Дом господина Эшке в городе Веневе | страница 2



Постепенно завели корову, козу, гусей и посадили свирепого пса Баритона сторожить имущество.

Все было свое, нажитое, заработанное.

А сейчас - странное дело! - ничего не жалко старику Бахмачеву, и только противно, что чужеземец трогает руками его, старика, добро и на толстом лице чужеземца шевелится улыбка, ненужная для грабителя и очень обидная для хозяина.

Немец вертит в руках крошечные валенки покойного внука.

Дед отворачивается. Противно ему до боли смотреть в этот момент на немца.

И зачем тут оказались валенки внука?

Потом немец снимает с вешалки шубу самого старика. Шуба немцу, должно быть, нравится. Он щелкает языком. Примеряет ее. Она великовата ему.

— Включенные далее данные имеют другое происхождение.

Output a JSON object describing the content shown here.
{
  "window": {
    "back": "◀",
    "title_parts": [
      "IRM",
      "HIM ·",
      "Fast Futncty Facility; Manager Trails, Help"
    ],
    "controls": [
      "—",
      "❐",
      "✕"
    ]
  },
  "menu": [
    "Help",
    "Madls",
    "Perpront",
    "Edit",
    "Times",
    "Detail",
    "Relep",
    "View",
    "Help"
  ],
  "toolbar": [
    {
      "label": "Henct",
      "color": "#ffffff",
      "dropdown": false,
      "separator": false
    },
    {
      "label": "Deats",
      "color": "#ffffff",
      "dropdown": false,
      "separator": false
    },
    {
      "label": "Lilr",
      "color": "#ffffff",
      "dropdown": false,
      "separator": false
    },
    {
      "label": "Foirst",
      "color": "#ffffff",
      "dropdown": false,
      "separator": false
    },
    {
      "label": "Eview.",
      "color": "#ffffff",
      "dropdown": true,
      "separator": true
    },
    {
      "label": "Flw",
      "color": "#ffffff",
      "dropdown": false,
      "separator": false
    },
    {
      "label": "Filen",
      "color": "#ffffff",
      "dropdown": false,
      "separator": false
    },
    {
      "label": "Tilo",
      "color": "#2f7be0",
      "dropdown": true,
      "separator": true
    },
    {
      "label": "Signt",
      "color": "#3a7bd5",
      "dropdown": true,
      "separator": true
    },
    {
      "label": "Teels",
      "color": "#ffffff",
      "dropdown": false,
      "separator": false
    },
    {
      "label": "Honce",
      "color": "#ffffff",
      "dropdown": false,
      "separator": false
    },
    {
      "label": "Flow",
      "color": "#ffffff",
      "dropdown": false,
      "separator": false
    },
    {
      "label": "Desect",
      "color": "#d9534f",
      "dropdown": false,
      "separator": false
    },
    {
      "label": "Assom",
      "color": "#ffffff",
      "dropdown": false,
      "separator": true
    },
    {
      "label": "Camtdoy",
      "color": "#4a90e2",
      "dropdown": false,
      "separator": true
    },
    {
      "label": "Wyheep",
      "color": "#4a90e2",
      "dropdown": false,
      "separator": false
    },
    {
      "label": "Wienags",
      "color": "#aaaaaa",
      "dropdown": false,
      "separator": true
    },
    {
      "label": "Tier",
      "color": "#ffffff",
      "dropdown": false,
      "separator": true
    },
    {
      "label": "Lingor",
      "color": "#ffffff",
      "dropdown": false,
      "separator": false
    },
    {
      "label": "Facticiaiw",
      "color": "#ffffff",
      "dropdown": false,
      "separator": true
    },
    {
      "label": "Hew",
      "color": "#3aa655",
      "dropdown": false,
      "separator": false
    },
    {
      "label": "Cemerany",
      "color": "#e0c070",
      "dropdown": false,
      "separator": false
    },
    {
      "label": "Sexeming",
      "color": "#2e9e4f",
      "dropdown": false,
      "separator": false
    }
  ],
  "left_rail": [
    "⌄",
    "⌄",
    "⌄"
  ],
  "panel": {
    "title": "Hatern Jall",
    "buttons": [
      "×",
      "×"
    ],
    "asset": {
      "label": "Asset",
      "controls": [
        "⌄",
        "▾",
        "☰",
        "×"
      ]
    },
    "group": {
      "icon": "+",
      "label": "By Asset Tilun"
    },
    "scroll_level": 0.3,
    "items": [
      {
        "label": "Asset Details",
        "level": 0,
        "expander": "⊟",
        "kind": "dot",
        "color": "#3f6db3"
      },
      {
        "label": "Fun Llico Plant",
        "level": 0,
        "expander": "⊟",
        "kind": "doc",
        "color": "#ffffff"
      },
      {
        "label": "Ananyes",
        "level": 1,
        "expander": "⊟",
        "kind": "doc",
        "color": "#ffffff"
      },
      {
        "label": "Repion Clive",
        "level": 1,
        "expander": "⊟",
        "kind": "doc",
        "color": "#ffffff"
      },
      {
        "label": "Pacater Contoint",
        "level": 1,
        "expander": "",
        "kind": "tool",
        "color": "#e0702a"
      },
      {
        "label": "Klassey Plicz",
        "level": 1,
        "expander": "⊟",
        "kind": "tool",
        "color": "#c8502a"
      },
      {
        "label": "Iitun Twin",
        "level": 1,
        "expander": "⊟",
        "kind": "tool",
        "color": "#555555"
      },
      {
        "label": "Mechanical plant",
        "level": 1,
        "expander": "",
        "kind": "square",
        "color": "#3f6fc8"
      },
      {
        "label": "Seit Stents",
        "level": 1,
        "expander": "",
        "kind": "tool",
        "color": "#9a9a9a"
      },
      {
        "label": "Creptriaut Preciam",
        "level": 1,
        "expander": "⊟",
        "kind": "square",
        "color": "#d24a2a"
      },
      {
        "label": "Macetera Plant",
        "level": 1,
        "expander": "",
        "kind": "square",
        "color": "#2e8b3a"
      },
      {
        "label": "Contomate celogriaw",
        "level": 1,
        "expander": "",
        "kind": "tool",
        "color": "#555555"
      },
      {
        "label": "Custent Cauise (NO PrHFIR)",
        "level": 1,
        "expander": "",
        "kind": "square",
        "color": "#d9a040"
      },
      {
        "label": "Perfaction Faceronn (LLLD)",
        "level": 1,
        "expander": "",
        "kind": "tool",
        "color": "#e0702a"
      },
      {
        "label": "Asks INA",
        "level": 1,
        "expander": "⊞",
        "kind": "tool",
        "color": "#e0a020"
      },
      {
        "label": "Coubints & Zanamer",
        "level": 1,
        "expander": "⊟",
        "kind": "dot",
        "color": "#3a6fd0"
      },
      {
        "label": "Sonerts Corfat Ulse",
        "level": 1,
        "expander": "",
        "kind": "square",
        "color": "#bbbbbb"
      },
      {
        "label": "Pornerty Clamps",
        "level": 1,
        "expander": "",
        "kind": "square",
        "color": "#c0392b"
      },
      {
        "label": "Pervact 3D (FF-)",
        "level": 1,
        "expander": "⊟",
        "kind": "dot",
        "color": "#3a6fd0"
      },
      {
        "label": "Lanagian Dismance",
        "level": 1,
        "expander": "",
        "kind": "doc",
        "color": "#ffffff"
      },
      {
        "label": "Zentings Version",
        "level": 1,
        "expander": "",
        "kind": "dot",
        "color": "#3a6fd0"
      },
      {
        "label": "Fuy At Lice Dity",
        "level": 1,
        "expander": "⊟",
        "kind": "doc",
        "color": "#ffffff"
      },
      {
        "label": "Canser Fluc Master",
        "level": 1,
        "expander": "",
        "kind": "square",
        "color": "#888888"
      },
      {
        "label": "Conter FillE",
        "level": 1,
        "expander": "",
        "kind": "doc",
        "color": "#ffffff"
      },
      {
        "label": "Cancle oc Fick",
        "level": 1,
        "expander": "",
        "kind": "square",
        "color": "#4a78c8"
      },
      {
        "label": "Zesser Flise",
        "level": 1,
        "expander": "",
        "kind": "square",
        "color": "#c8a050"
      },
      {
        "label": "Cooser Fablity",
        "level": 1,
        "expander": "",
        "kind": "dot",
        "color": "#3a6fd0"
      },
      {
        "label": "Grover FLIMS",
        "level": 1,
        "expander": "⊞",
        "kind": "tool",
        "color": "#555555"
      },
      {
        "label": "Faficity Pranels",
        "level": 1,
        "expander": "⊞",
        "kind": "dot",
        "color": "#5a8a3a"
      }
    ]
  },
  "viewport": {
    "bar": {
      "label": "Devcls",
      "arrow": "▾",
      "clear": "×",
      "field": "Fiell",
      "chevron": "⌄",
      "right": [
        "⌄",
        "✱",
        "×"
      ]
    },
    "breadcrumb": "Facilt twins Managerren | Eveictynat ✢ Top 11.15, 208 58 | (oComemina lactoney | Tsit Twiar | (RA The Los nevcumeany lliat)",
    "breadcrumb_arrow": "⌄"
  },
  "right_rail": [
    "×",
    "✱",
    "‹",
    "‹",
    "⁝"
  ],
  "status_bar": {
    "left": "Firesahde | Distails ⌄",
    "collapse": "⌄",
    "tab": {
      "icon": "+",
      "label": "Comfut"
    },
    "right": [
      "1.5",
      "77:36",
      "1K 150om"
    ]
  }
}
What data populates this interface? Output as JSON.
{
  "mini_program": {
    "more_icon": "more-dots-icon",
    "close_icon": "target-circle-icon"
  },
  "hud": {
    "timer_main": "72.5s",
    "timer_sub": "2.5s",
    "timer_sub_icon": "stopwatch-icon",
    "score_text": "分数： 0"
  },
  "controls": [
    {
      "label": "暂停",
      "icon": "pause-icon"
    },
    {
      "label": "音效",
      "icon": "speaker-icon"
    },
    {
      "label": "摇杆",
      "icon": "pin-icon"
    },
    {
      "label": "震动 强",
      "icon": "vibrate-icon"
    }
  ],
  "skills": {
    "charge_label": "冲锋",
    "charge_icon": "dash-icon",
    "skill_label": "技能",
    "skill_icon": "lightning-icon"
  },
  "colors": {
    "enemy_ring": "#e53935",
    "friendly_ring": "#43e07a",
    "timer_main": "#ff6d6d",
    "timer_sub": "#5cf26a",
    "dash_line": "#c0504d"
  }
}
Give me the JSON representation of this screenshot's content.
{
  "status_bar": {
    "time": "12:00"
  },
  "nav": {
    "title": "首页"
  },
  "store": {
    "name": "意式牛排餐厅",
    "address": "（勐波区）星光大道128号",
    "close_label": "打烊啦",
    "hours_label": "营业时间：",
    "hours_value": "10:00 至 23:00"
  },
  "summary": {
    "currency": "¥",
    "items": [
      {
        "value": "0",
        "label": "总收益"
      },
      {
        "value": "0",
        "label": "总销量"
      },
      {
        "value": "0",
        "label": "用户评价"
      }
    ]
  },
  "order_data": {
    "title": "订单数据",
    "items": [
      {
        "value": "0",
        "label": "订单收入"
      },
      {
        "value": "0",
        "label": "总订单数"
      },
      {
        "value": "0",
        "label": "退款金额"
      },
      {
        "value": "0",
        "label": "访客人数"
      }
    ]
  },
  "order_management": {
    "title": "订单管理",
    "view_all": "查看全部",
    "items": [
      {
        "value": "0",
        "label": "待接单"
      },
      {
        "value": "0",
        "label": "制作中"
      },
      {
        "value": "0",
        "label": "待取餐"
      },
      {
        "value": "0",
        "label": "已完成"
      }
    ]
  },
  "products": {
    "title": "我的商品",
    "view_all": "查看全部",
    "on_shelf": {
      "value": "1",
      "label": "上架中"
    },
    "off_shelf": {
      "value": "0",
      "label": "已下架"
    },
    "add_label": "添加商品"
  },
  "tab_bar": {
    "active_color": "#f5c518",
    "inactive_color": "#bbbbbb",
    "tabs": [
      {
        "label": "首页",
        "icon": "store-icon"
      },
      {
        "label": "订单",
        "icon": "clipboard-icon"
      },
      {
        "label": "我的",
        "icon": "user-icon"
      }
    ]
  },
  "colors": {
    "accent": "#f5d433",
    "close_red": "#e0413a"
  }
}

Но он все-таки, видимо, думает взять ее и говорит старику на ломаном русско-польско-украинском языке, что если сюда, когда он уйдет, явятся немецкие солдаты, следует им сказать, что эта шуба принадлежит ему, обер-лейтенанту Фердинанду Эшке.

И тут он замечает велосипед. Хороший велосипед. Племянник обычно ездил на нем из деревни в Венев. Немец говорит:

- Этот машин имеет господин Эшке.

- Это же племянника велосипед, - объясняет старик. - Шуба моя. Я тебе ничего не говорю, бери. А это племянника вещь. Понятно?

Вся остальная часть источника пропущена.